Mesi
Mesi is a tool to measure the similarity in a many-to-many fashion of long-form documents like Python source code or technical writing. The output can be useful in determining which of a collection of files are the most similar to each other.
Installation
Python 3.9+ and pipx are recommended, although Python 3.6+ and/or pip will also work.
pipx install mesi
If you'd like to test out Mesi before installing it, use the remote execution feature of pipx
, which will temporarily download Mesi and run it in an isolated virtual environment.
pipx run mesi --help
Usage
For a directory structure that looks like:
lab-one
├── StudentOne
│ ├── pyproject.toml
│ ├── deliverables
│ │ └── python_program.py
│ └── README.md
├── StudentTwo
│ ├── pyproject.toml
│ ├── deliverables
│ │ └── python_program.py
│ └── README.md
│
where similarity should be measured between each student's deliverables/python_program.py
file, run the command:
mesi lab-one/*/deliverables/python_program.py
A lower distance in the produced table equates to a higher degree of similarity.

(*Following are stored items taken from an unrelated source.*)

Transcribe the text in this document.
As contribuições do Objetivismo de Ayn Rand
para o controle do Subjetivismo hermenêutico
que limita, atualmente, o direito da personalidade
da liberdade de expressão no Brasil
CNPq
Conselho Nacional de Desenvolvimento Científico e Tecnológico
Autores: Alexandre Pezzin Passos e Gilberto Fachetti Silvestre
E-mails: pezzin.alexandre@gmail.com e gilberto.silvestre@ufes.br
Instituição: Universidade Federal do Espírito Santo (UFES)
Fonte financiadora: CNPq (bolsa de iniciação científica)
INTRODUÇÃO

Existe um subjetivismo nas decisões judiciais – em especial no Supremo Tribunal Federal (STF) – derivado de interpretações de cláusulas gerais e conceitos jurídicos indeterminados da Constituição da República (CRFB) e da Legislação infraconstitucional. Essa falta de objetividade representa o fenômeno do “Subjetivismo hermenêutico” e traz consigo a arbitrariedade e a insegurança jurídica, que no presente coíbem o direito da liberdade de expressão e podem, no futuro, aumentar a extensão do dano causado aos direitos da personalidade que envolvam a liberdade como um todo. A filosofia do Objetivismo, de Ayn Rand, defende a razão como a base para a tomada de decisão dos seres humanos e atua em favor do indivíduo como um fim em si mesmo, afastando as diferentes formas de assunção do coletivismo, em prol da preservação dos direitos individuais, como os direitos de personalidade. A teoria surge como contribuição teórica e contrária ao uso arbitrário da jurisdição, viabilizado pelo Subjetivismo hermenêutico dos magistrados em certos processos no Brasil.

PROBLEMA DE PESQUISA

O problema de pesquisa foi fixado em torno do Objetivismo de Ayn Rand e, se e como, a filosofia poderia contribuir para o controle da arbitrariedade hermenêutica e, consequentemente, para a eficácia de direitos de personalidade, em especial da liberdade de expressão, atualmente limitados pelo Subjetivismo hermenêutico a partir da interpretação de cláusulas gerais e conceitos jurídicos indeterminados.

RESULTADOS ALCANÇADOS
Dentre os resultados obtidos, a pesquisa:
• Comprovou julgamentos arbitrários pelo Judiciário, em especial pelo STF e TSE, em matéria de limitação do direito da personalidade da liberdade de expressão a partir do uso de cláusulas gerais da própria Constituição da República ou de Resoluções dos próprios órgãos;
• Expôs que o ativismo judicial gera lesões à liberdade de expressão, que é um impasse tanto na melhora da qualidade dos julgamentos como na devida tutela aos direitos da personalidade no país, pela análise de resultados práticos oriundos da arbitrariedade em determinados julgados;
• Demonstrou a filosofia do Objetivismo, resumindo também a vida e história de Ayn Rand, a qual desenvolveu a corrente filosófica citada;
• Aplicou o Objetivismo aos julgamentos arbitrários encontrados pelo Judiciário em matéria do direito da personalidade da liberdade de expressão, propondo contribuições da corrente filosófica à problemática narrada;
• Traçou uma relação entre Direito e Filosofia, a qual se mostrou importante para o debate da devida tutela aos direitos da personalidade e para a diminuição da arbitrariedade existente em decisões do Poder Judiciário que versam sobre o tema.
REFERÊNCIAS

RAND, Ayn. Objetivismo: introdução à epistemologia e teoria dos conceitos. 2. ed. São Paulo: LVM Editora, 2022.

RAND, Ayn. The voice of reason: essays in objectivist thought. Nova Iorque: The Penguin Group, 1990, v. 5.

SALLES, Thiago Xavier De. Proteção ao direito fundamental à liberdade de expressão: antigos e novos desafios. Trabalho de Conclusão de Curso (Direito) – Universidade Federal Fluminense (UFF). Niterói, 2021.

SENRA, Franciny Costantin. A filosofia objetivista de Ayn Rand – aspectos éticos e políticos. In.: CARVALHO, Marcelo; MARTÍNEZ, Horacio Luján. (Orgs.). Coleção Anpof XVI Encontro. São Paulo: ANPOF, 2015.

See the help menu (mesi --help
) for additional options and configuration.
Algorithms
There are many algorithms to choose from when comparing string similarity! Mesi implements all the algorithms provided by TextDistance. In general levenshtein
is never a bad choice, which is why it is the default.
Bugs/Requests
Please use the GitHub issue tracker to submit bugs or request new features, options, or algorithms.
Dependencies
Mesi uses two primary dependencies for text similarity calculation: polyleven, and TextDistance. Polyleven is the default, as its singular implementation of Levenshtein distance can be faster in most situations. However, if a different edit distance algorithm is requested, TextDistance's implementations will be used.
License
Distributed under the terms of the GPL v3 license, mesi is free and open source software.